CanadianPirate
Registered User
- Apr 17, 2007
- 1,241
- 38
He took an aside to point out their popularity. The implied suggestion was that their popularity made them superior sources.
It would be like holding up a rebuttal for climate change and chasing it with "And from Fox news, no less!". Yeah, you found a click-baity article on Sportsnet. Quelle surprise.

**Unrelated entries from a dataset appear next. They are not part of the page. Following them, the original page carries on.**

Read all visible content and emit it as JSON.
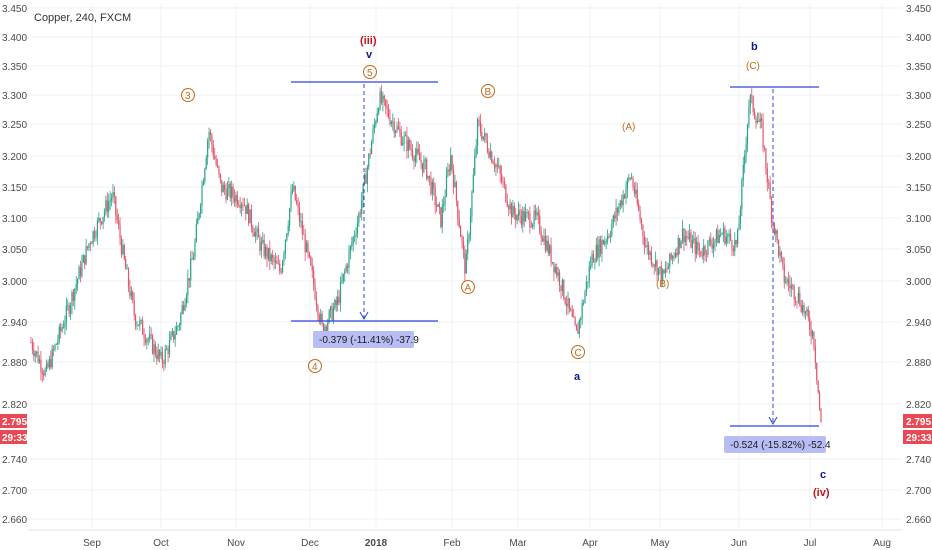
{
  "title": "Copper, 240, FXCM",
  "colors": {
    "up": "#2aa389",
    "down": "#e0566b",
    "wave_red": "#c0151d",
    "wave_blue": "#0d1b8a",
    "sub_orange": "#c26a1c",
    "measure_line": "#2f44e0",
    "measure_box": "#b9bdf5",
    "badge": "#e94855",
    "grid": "#f0f0f0"
  },
  "price_badge": {
    "value": "2.795",
    "timer": "29:33"
  },
  "chart_data": {
    "type": "candlestick",
    "y_ticks": [
      "3.450",
      "3.400",
      "3.350",
      "3.300",
      "3.250",
      "3.200",
      "3.150",
      "3.100",
      "3.050",
      "3.000",
      "2.940",
      "2.880",
      "2.820",
      "2.760",
      "2.740",
      "2.700",
      "2.660"
    ],
    "x_ticks": [
      "Sep",
      "Oct",
      "Nov",
      "Dec",
      "2018",
      "Feb",
      "Mar",
      "Apr",
      "May",
      "Jun",
      "Jul",
      "Aug"
    ],
    "anchors": [
      {
        "d": 0,
        "p": 2.93
      },
      {
        "d": 6,
        "p": 2.88
      },
      {
        "d": 14,
        "p": 2.97
      },
      {
        "d": 24,
        "p": 3.09
      },
      {
        "d": 33,
        "p": 3.16
      },
      {
        "d": 38,
        "p": 3.05
      },
      {
        "d": 42,
        "p": 2.97
      },
      {
        "d": 53,
        "p": 2.9
      },
      {
        "d": 60,
        "p": 2.96
      },
      {
        "d": 66,
        "p": 3.07
      },
      {
        "d": 72,
        "p": 3.26
      },
      {
        "d": 77,
        "p": 3.17
      },
      {
        "d": 86,
        "p": 3.15
      },
      {
        "d": 93,
        "p": 3.08
      },
      {
        "d": 101,
        "p": 3.04
      },
      {
        "d": 106,
        "p": 3.17
      },
      {
        "d": 114,
        "p": 3.03
      },
      {
        "d": 118,
        "p": 2.95
      },
      {
        "d": 124,
        "p": 2.99
      },
      {
        "d": 133,
        "p": 3.13
      },
      {
        "d": 141,
        "p": 3.31
      },
      {
        "d": 150,
        "p": 3.25
      },
      {
        "d": 160,
        "p": 3.2
      },
      {
        "d": 166,
        "p": 3.12
      },
      {
        "d": 170,
        "p": 3.22
      },
      {
        "d": 176,
        "p": 3.04
      },
      {
        "d": 181,
        "p": 3.27
      },
      {
        "d": 189,
        "p": 3.2
      },
      {
        "d": 195,
        "p": 3.13
      },
      {
        "d": 205,
        "p": 3.12
      },
      {
        "d": 214,
        "p": 3.03
      },
      {
        "d": 221,
        "p": 2.94
      },
      {
        "d": 227,
        "p": 3.06
      },
      {
        "d": 234,
        "p": 3.1
      },
      {
        "d": 243,
        "p": 3.19
      },
      {
        "d": 249,
        "p": 3.08
      },
      {
        "d": 256,
        "p": 3.03
      },
      {
        "d": 264,
        "p": 3.1
      },
      {
        "d": 271,
        "p": 3.07
      },
      {
        "d": 280,
        "p": 3.1
      },
      {
        "d": 286,
        "p": 3.08
      },
      {
        "d": 291,
        "p": 3.31
      },
      {
        "d": 296,
        "p": 3.26
      },
      {
        "d": 300,
        "p": 3.13
      },
      {
        "d": 305,
        "p": 3.03
      },
      {
        "d": 311,
        "p": 3.0
      },
      {
        "d": 317,
        "p": 2.94
      },
      {
        "d": 320,
        "p": 2.8
      }
    ]
  },
  "annotations": {
    "wave_iii": "(iii)",
    "wave_v": "v",
    "circ_5": "5",
    "circ_3": "3",
    "circ_4": "4",
    "circ_A": "A",
    "circ_B": "B",
    "circ_C": "C",
    "sub_A": "(A)",
    "sub_B": "(B)",
    "sub_C": "(C)",
    "wave_a": "a",
    "wave_b": "b",
    "wave_c": "c",
    "wave_iv": "(iv)",
    "measure_1": "-0.379 (-11.41%) -37.9",
    "measure_2": "-0.524 (-15.82%) -52.4"
  }
}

I'd point out how this is a nice working example of confirmation bias, with a pro-trade person seeing only a point-counterpoint video and interpreting it as "pro Canuck" while ignoring the inflammatory article following it, and an anti-trade person seeing only the article, believing the video that preceded it was from "something else entirely", and not noticing that the auto-starting video begins by suggesting the Canucks won the trade. Alas, no one really cares to have their confirmation bias pointed out, the majority of people think they're immune, and confirmation bias being what it is having it shoved under their nose likely won't even register at all.
See it's funny this isn't how I read the situation at all. It seemed to me that iceburg was attempting to prove that hf boards is overly negative by saying that we are the only ones being negative towards the trade. The implication being because many people are biased against benning, hence "there's something rotten in the state of Denmark" quote. While Harold was saying that this isn't true and provided sources.
To me a more apt analogy would be saying that every single news source agrees that climate change is real and having someone else say no that isn't true and provide Fox News as an example. Even if you think the example is crap it still disproves the original argument.
And as an aside the author of the sportsnet article is dmitri fiplovic (sp) who is a former canucksarmy writer and knows the Canucks well. He isn't a media hack talking out his ass.
And now I'm tired of this weird semantic argument. Nice talking to you. Good night.